Three months after randomization, patients who received neurostimulation showed a significant reduction in the severity of their symptoms and in their degree of disability. The neurostimulation group experienced a 39.3 % improvement in the movement score (using the Burke-Fahn-Marsden Dystonia Rating Scale) compared to a 4.9% improvement in the non-stimulation group. Similarly, neurostimulation patients recorded a 37.5% reduction in the scale's disability scores, compared to an 8.3% reduction among non-stimulation patients.

Clinical evidence in support of neurostimulation for the treatment of movement disorders continues to mount. Numerous studies over the past decade have shown neurostimulation to be a viable treatment for symptoms of Parkinson's disease and disabling tremor. This latest study underlines the safety and efficacy of neurostimulation as a treatment for patients with debilitating forms of primary dystonia involving multiple parts or both sides of the body. The authority of many previous dystonia studies has been hampered by the difficulties of eliminating bias and by the lack of effective controls. The randomized, controlled and blinded design of this study makes the results all the more compelling.

As part of the study, all patients — regardless of their original group assignment — received neurostimulation therapy for at least six months. After three months, patients in the non-stimulation group had neurostimulation switched on, unblinding this extension phase of the study.

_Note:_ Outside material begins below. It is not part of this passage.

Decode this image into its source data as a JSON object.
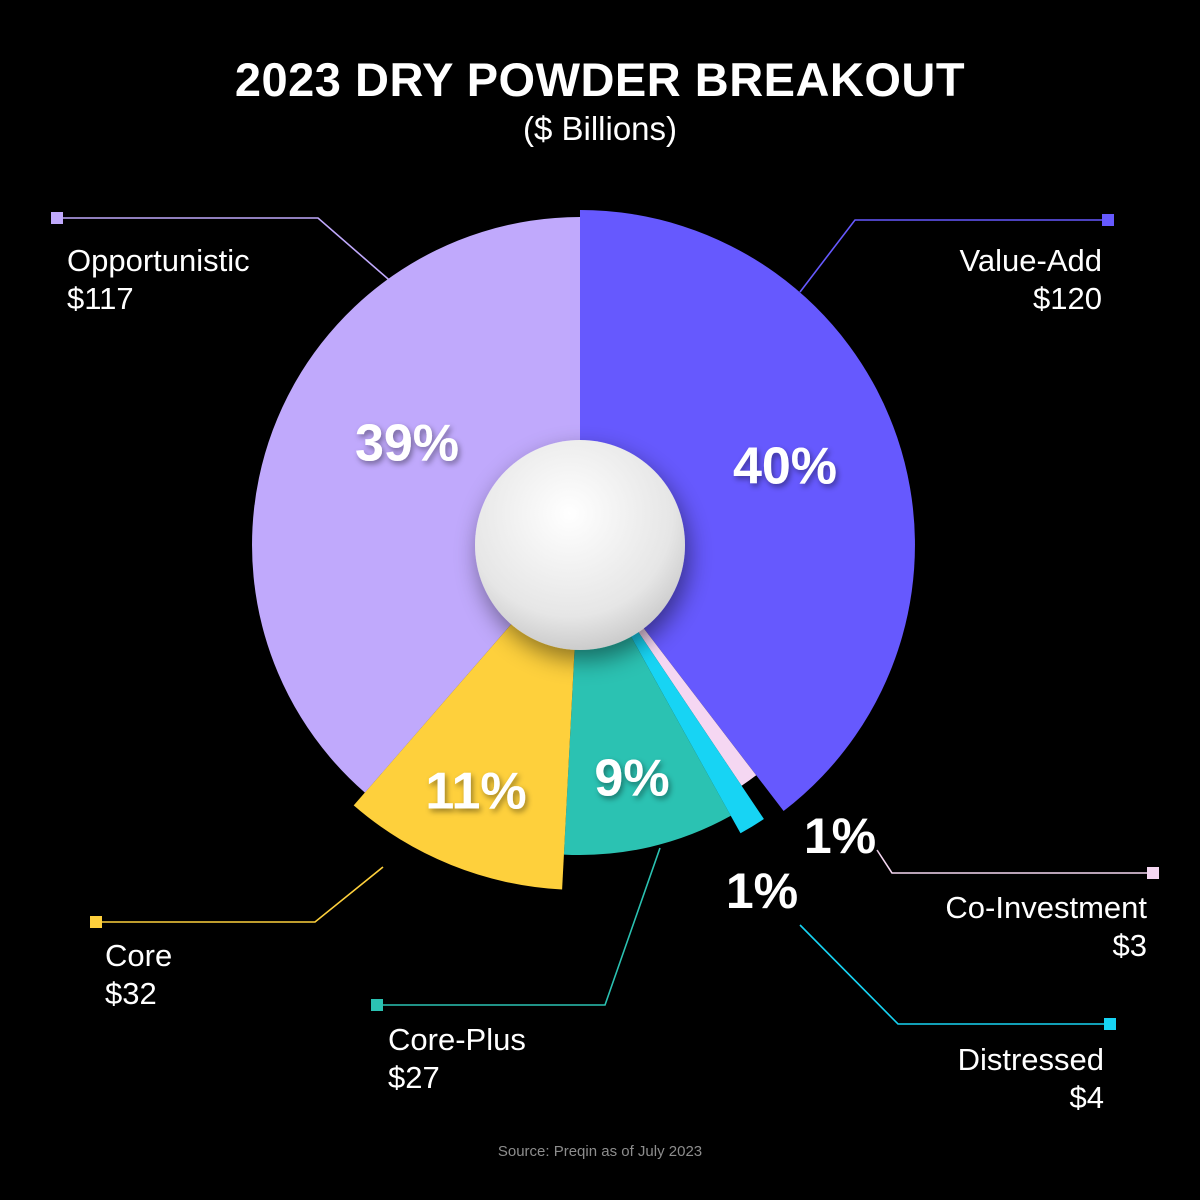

After the six-month extension phase, patients realized an average improvement in the motor score of 46%. This symptomatic benefits translated into significant improvements in all activities of daily living. Using the physical component of the SF-36 measure, quality of life was found to have improved by 31.5%.

Commenting upon the potential impact of these findings, "This study fulfils the rigid criteria of Class I evidence and, hence, the results will have implications on future dystonia treatment guidelines worldwide. Neurostimulation therapy should be implemented much earlier in the course of generalized or segmental dystonia as there are no alternatives in this population" added the leading researchers, Professor Reiner Benecke and Dr Jens Volkmann, from the Neurology Departments of, respectively, the University of Kiel and the University of Rostock in Germany.

Twenty-two adverse events were reported. In the randomised phase there were no reported adverse events with permanent sequelae. The adverse events in the extension phase were typically related to the stimulation and were resolved or improved by changing the stimulation measures. Four adverse events were considered permanent, requiring cessation of stimulation. No change in patients' cognitive status was observed, and mood was reported to have improved significantly during the study.

Activa therapy from Medtronic is available worldwide as a treatment for primary dystonia, the symptoms of Parkinson's disease and disabling tremor - the three most common movement disorders.

Dystonia is characterized by involuntary muscle contractions, which force certain parts of the body into sudden and sometimes permanent abnormal movements or postures. It can affect any part of the body - including the arms and legs, trunk, neck, eyelids, face, or vocal cords. Over 80,000 Europeans suffer from dystonia, the results of which often leave them in permanent debilitating pain or unable to live a normal life because of the contortions into which their muscles force them. Mental function is unaffected in dystonia patients frequently leaving them prisoners in their own bodies.

The study involved patients with primary generalized or segmental dystonia. "Primary" refers to the presence of dystonia in the absence of any other underlying disorder. "Generalized" means the symptoms involve several body areas on both sides of the body, whereas "segmental" indicates that two or more adjacent body areas are involved.

The study was supported by a research grant from Medtronic, and was conducted independently at ten academic medical centres in Germany, Norway, and Austria.